Zac Taylor, the mentor of Miami Dolphins Quarterback Ryan Tannehill who broke several NFL records during the first four years of his career, was recommended to coach Tommy Tuberville by Dolphins' offensive line coach Jim Turner. During the 2016 season, he was hired as the offensive coordinator of the University of Cincinnati Bearcats, where Tuberville was head coach.
He returned from college football to NFL within one year, this time as the assistant wide receivers coach of the Los Angeles Rams under head coach Sean McVay. He helped the Rams clinch their first NFC West title since 2003 and was promoted to quarterbacks coach in 2018.
While there were rumors about it for a while, he was named the head coach of the Cincinnati Bengals on February 4, 2019, after the season ended following their Super Bowl loss. Starting with a 21-20 loss to the Seattle Seahawks on his debut, he experienced the worst season start in franchise history with 11 back-to-back losses.
On Week 13 of the season, he registered the first win for the Bengals against the New York Jets by 22-6, and recorded a 33-23 win over the Cleveland Browns during Week 17. He ended the season matching the worst franchise record of 2-14 of 2002 and secured the first overall pick in the upcoming 2020 NFL Draft.
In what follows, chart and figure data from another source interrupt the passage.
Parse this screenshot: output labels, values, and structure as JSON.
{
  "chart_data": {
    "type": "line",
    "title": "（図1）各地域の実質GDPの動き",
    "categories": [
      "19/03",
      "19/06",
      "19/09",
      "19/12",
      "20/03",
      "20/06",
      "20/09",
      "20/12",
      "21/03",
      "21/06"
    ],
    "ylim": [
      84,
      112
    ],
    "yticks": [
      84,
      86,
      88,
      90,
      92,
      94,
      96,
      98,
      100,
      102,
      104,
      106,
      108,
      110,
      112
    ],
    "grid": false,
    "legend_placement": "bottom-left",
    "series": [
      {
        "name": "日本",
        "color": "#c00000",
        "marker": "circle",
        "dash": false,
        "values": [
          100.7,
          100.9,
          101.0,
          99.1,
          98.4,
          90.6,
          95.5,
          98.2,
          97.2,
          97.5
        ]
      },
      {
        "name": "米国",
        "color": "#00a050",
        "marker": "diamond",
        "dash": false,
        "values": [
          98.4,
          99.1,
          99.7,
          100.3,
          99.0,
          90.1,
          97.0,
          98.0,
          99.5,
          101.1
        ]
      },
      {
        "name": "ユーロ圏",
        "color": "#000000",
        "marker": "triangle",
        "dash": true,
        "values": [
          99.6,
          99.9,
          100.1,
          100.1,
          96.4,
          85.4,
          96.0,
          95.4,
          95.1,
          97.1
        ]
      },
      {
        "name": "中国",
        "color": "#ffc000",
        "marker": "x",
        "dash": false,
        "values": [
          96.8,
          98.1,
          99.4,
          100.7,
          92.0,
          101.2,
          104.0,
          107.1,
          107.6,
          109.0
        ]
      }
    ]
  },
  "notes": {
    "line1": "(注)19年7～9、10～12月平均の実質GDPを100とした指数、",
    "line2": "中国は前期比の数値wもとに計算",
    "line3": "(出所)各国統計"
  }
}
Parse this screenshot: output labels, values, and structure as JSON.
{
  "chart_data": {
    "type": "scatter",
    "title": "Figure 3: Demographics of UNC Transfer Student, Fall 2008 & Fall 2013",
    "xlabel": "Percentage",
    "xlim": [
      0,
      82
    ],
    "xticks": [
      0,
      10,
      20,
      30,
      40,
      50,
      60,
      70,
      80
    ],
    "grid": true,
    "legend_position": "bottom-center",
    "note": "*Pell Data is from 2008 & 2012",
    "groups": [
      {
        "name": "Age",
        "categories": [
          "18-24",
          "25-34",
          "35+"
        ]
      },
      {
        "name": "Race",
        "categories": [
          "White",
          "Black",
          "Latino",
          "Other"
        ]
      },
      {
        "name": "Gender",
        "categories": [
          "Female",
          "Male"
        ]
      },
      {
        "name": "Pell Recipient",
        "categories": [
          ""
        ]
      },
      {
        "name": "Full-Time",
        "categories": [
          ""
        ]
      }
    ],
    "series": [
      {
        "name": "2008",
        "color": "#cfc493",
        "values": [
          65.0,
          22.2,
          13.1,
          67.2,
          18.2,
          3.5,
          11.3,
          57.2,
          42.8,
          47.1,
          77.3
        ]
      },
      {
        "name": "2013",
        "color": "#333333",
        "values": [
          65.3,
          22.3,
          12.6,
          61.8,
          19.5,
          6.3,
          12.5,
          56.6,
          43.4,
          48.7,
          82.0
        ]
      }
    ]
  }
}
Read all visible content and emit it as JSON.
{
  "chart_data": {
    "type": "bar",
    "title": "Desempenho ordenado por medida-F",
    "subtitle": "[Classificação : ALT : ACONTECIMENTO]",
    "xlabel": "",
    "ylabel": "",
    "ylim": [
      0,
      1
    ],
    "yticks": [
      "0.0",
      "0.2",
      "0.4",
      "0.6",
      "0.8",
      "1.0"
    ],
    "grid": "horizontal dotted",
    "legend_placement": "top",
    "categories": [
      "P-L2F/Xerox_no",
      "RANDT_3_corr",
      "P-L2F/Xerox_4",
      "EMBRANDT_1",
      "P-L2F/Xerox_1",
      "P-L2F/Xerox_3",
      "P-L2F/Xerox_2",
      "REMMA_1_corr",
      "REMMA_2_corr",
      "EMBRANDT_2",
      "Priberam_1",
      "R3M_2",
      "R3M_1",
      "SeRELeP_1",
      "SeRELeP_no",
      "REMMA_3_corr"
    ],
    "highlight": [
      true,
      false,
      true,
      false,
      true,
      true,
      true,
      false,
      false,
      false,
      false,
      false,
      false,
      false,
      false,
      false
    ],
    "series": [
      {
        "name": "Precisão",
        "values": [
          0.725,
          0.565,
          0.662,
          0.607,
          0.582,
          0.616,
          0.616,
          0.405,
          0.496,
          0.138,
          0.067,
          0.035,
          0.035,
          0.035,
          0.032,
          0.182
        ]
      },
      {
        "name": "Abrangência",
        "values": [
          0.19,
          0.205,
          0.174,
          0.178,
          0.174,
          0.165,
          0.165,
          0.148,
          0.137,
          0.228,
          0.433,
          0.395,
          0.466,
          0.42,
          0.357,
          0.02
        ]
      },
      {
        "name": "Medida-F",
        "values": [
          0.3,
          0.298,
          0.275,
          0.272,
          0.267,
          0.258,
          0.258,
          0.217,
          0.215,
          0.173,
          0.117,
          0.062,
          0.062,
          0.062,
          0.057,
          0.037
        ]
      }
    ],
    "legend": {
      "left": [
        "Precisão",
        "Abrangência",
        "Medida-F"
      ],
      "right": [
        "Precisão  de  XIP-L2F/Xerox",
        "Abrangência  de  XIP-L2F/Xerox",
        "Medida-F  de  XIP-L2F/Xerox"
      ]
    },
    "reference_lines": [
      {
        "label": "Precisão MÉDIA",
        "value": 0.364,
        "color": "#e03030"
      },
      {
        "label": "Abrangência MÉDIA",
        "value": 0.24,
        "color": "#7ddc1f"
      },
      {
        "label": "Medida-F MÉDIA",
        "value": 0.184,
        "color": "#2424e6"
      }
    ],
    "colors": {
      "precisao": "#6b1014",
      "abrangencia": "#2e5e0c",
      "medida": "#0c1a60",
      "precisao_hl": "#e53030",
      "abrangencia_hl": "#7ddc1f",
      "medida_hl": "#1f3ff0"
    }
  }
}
His dismal first-season record of two wins had raised concerns about his future with the Bengals, but before the season ended, it was reported that he will probably be retained irrespective of the team's performance. Interestingly, he was praised for his dedication and determination by several veteran players including seven-time Pro Bowler A.J. Green, cornerback Dre Kirkpatrick and running back Giovani Bernard.
Family & Personal Life
Zac Taylor met Sarah Sherman, daughter of former Green Bay Packers' head coach Mike Sherman, at the University of Nebraska where he played for the football team and she was pursuing a master’s program. They married in 2008 after years of dating and have four children together: Brooks, Luke, Emma Claire, and Milly.